Page 31

Story: Protect

“Hope!” he calls frantically and runs over to her, shaking her limp form.
I follow close on his heels, panting. I glance around, but there’s no sign of Coach. Sounds of a scuffle from the back lure me closer. Knox.
A part of me wants to go help him. I could picture myself fucking Coach up as badly as I did my dad… If Knox gave me any opening to do that. I nearly take another step towards the back until I hear the panic in Jaxon’s voice.
“No, no,” he mumbles. “Dimitri, I don’t think she’s breathing.”
“What?” is all I can say as I push him aside and hold Hope’s face in my hands.
Her jaw and cheekbone are purple, cuts and blood on her other cheek. My eyes drop to the bruises around her neck. They’re red and purple, in the shape of Coach’s hands, ringing around her throat like the worst collar I’ve ever seen.
“No,” I breathe.
“Move!” Jaxon barks and slams the table in half to break the shackles free. It takes three tries and I hear the table splintering under the force of each blow before the shackles give up. “Not again,” he whispers and lays Hope on her back on the ground.
I’m too stunned to move.
Her dress is ripped to pieces and our three initials are all I can see.
Ours to protect…
Jaxon presses his head to her chest and I wait for him to speak up. My lungs scream for air, telling me I’m holding my breath. All that matters is Hope surviving, her being okay. We got here. We came. We can’t have been too late.

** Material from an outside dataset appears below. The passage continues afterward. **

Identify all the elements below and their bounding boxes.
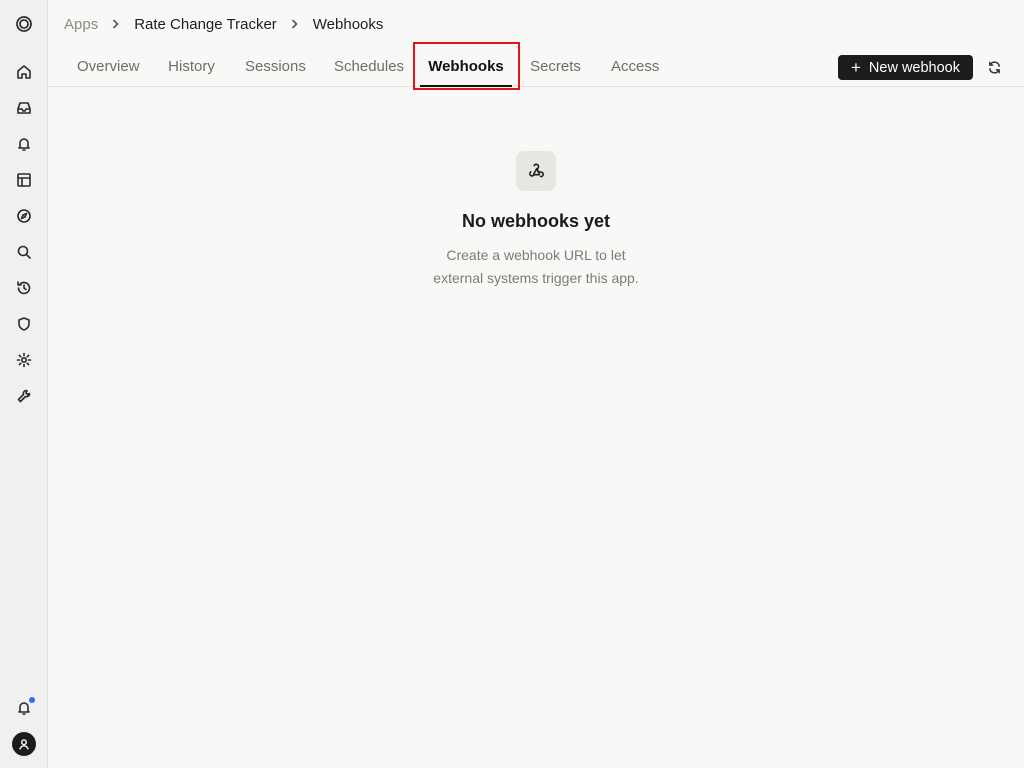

His tense shoulders drop and he leans back. “He didn’t… She’s, ehm…”
“Spit it out!”
He shudders and brushes his fingers through her hair as if she’s made of paper, as if he’ll hurt her if he’s too rough. “He didn’t kill her, we got here…”

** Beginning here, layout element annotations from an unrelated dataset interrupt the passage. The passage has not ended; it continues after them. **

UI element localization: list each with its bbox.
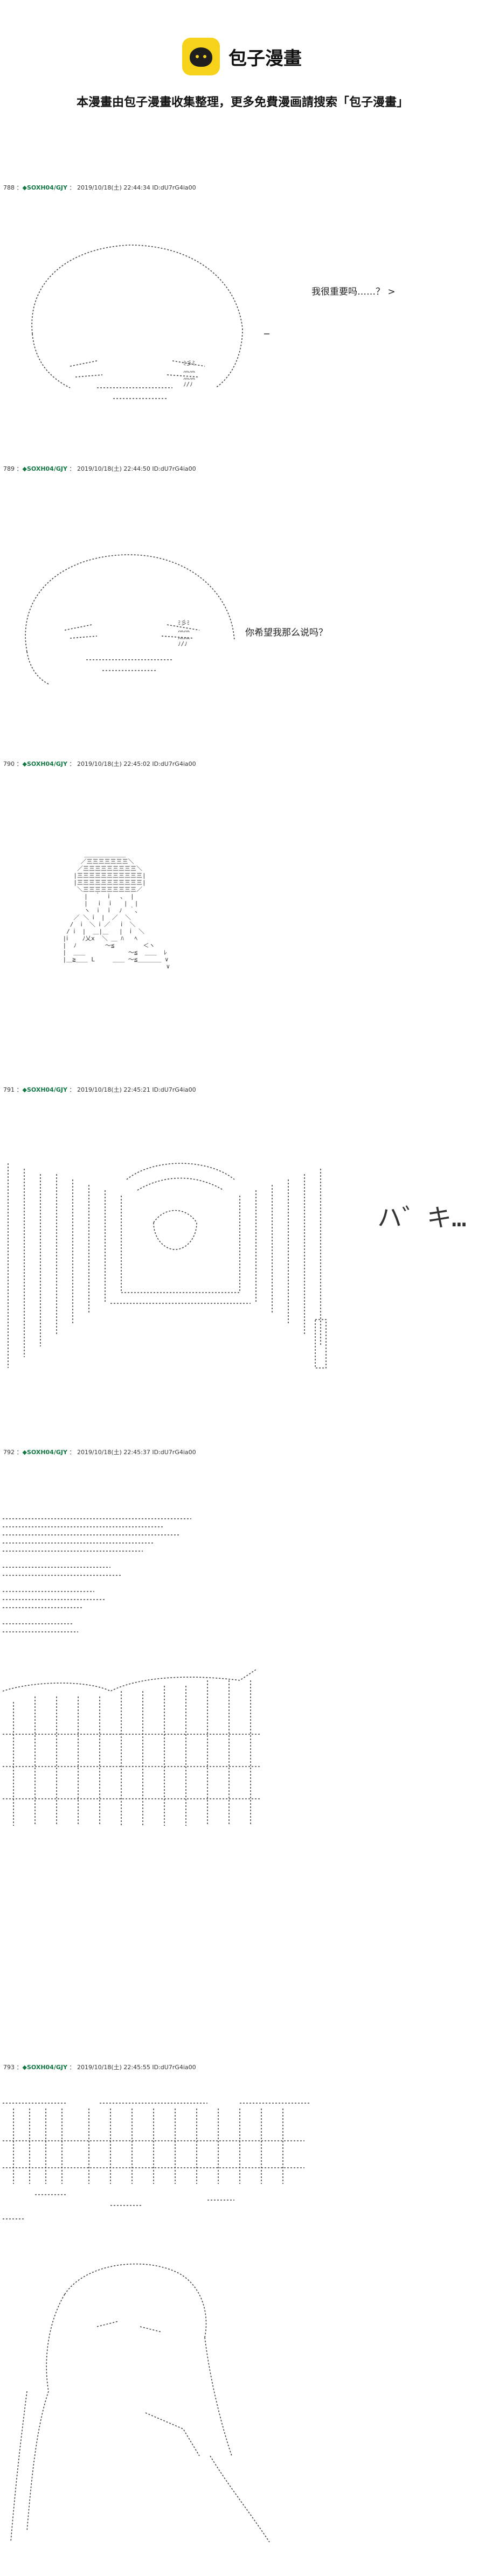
ascii-art-silhouette-793 [10,2263,270,2543]
site-notice: 本漫畫由包子漫畫收集整理，更多免費漫画請搜索「包子漫畫」 [76,96,408,109]
post-header-789: 789 ：◆SOXH04/GJY ： 2019/10/18(土) 22:44:5… [3,465,196,472]
ascii-art-lines-792 [3,1518,191,1632]
ascii-art-corridor-791 [8,1163,327,1369]
poster-name: ◆SOXH04/GJY [22,184,67,191]
ascii-art-face-788 [31,245,269,399]
speech-789: 你希望我那么说吗？ [245,627,328,638]
speech-791: ハ゛キ… [377,1203,467,1232]
ascii-blush-788: ﾐ彡ﾐ 灬灬 灬灬 ﾉ/ﾉ [183,360,195,388]
ascii-art-crowd-793 [3,2103,310,2219]
post-header-791: 791 ：◆SOXH04/GJY ： 2019/10/18(土) 22:45:2… [3,1086,196,1093]
post-header-793: 793 ：◆SOXH04/GJY ： 2019/10/18(土) 22:45:5… [3,2064,196,2071]
ascii-art-crowd-792 [3,1670,261,1826]
post-header-790: 790 ：◆SOXH04/GJY ： 2019/10/18(土) 22:45:0… [3,760,196,767]
site-header: 包子漫畫 本漫畫由包子漫畫收集整理，更多免費漫画請搜索「包子漫畫」 [0,0,485,145]
post-number: 788 [3,184,15,191]
post-datetime: 2019/10/18(土) 22:44:34 [77,184,150,191]
post-id: ID:dU7rG4ia00 [152,184,196,191]
post-header-788: 788 ：◆SOXH04/GJY ： 2019/10/18(土) 22:44:3… [3,184,196,191]
site-logo[interactable]: 包子漫畫 [182,38,302,75]
speech-788: 我很重要吗……？ > [311,287,396,297]
site-logo-text: 包子漫畫 [228,47,302,69]
ascii-art-figure-790: ＿＿＿＿＿＿＿ ／三三三三三三三＼ ／三三三三三三三三三＼ |三三三三三三三三三… [63,851,170,970]
bun-logo-icon [182,38,220,75]
post-header-792: 792 ：◆SOXH04/GJY ： 2019/10/18(土) 22:45:3… [3,1449,196,1456]
ascii-art-face-789 [25,554,235,685]
ascii-blush-789: ﾐ彡ﾐ 灬灬 灬灬 ﾉ/ﾉ [178,619,190,647]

In all these years, I’ve never seen Jaxon break or cry. Or show any other emotion that doesn’t fit his twisted self. I hate seeing his watery eyes. I hate seeing him shaking, I hate all of it. This isn’t him and the fact that it’s right in front of me doesn’t convince me that this isn’t a nightmare.
Until I look at Hope and see her so savagely beaten. Not even my nightmares are this warped. This is real. We’re falling apart.

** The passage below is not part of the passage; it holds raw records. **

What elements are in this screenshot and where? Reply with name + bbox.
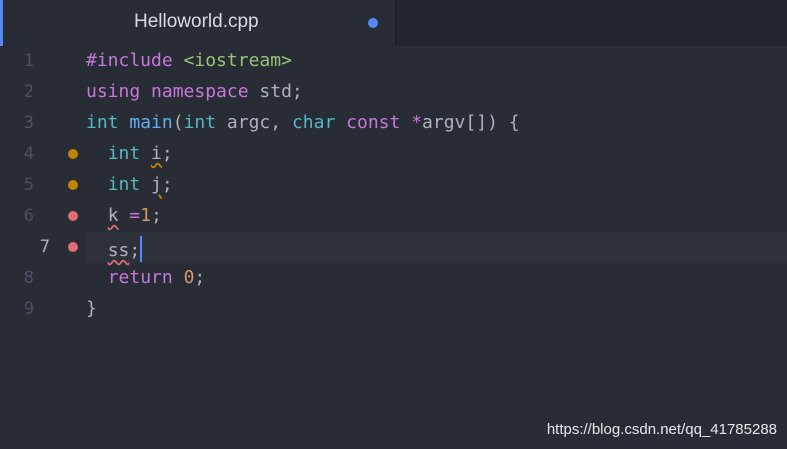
active-tab-indicator [0, 0, 3, 46]
code-line-9[interactable]: 9 } [0, 294, 787, 325]
token: 0 [183, 267, 195, 288]
token: using [86, 81, 141, 102]
line-code: #include <iostream> [86, 50, 292, 72]
code-line-1[interactable]: 1 #include <iostream> [0, 46, 787, 77]
line-number: 7 [39, 237, 50, 257]
code-line-7[interactable]: 7 ss; [40, 232, 787, 263]
token: argv [422, 112, 466, 133]
token: ; [194, 267, 206, 288]
line-code: return 0; [86, 267, 206, 289]
line-number: 3 [23, 113, 34, 133]
line-code: int i; [86, 143, 173, 165]
token: * [411, 112, 423, 133]
watermark: https://blog.csdn.net/qq_41785288 [546, 421, 777, 438]
line-number: 9 [23, 299, 34, 319]
line-number: 5 [23, 175, 34, 195]
line-number: 8 [23, 268, 34, 288]
line-number: 4 [23, 144, 34, 164]
token: = [129, 205, 141, 226]
token: int [107, 174, 141, 195]
token: ; [151, 205, 162, 226]
token: i [151, 143, 162, 164]
token: k [107, 205, 119, 226]
token: const [346, 112, 401, 133]
code-line-4[interactable]: 4 int i; [0, 139, 787, 170]
line-code: int j; [86, 174, 173, 196]
code-line-8[interactable]: 8 return 0; [0, 263, 787, 294]
token: main [129, 112, 173, 133]
token: ; [129, 240, 141, 261]
text-cursor [140, 236, 143, 262]
line-code: using namespace std; [86, 81, 303, 103]
token: []) { [465, 112, 520, 133]
line-code: int main(int argc, char const *argv[]) { [86, 112, 520, 134]
token: int [183, 112, 217, 133]
tab-helloworld-cpp[interactable]: Helloworld.cpp [0, 0, 396, 46]
error-marker-icon[interactable] [68, 242, 78, 252]
code-line-5[interactable]: 5 int j; [0, 170, 787, 201]
line-code: } [86, 298, 97, 320]
token: } [86, 298, 97, 319]
token: char [291, 112, 336, 133]
token: <iostream> [183, 50, 292, 71]
token: namespace [151, 81, 249, 102]
tab-bar: Helloworld.cpp [0, 0, 787, 46]
token: argc, [226, 112, 282, 133]
modified-indicator-icon[interactable] [368, 18, 378, 28]
editor-window: Helloworld.cpp 1 #include <iostream> 2 u… [0, 0, 787, 449]
warning-marker-icon[interactable] [68, 180, 78, 190]
token: ss [107, 240, 130, 261]
token: std; [259, 81, 303, 102]
error-marker-icon[interactable] [68, 211, 78, 221]
line-number: 2 [23, 82, 34, 102]
token: return [107, 267, 173, 288]
token: int [86, 112, 119, 133]
warning-marker-icon[interactable] [68, 149, 78, 159]
token: ( [172, 112, 184, 133]
line-number: 1 [23, 51, 34, 71]
token: #include [86, 50, 173, 71]
code-editor[interactable]: 1 #include <iostream> 2 using namespace … [0, 46, 787, 449]
token: ; [161, 143, 173, 164]
code-line-3[interactable]: 3 int main(int argc, char const *argv[])… [0, 108, 787, 139]
token: int [107, 143, 141, 164]
token: 1 [140, 205, 152, 226]
token: ; [161, 174, 173, 195]
token: j [151, 174, 162, 195]
code-line-2[interactable]: 2 using namespace std; [0, 77, 787, 108]
tab-title: Helloworld.cpp [134, 11, 259, 32]
line-code: ss; [86, 236, 143, 262]
code-line-6[interactable]: 6 k =1; [0, 201, 787, 232]
line-code: k =1; [86, 205, 162, 227]
line-number: 6 [23, 206, 34, 226]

“I didn’t lose her,” he whispers so soft, so weak.
KNOX
My mind is a mess; uncertainty keeps nagging at me. I know what is right, I know what is wrong. But I live in the grey area.
I’m too slow, too confused as I rest against the back door of the cabin, staring at Coach. Half of me wants to throw myself at him and show him every ounce of agony he caused Hope. The other part of me…
“You can’t do it?” Coach laughs and my brows tighten together.
This isn’t a victory for him. Can’t he see how fucked up this is? Did my small beating not prove to him I’m capable of plenty? How many times do we have to show him that he’s not the man we used to know? How many different ways does he need this shit explained to him?
But none of that comes out of my mouth because there’s one thing more obvious than any other.
“You saved me,” I state as I know that’s true. “But you hurt her.”
We all did. We pushed her to the brink. She cut herself because of me.
“And yet, here you stand, doing nothing,” he mocks.
I blink at him. “I can’t let you go.”
“Then fight me,” he dares.
I push myself off the wooden surface and wander toward him. My strides aren’t big and powerful. Even though I know he’s the bad guy, he made me.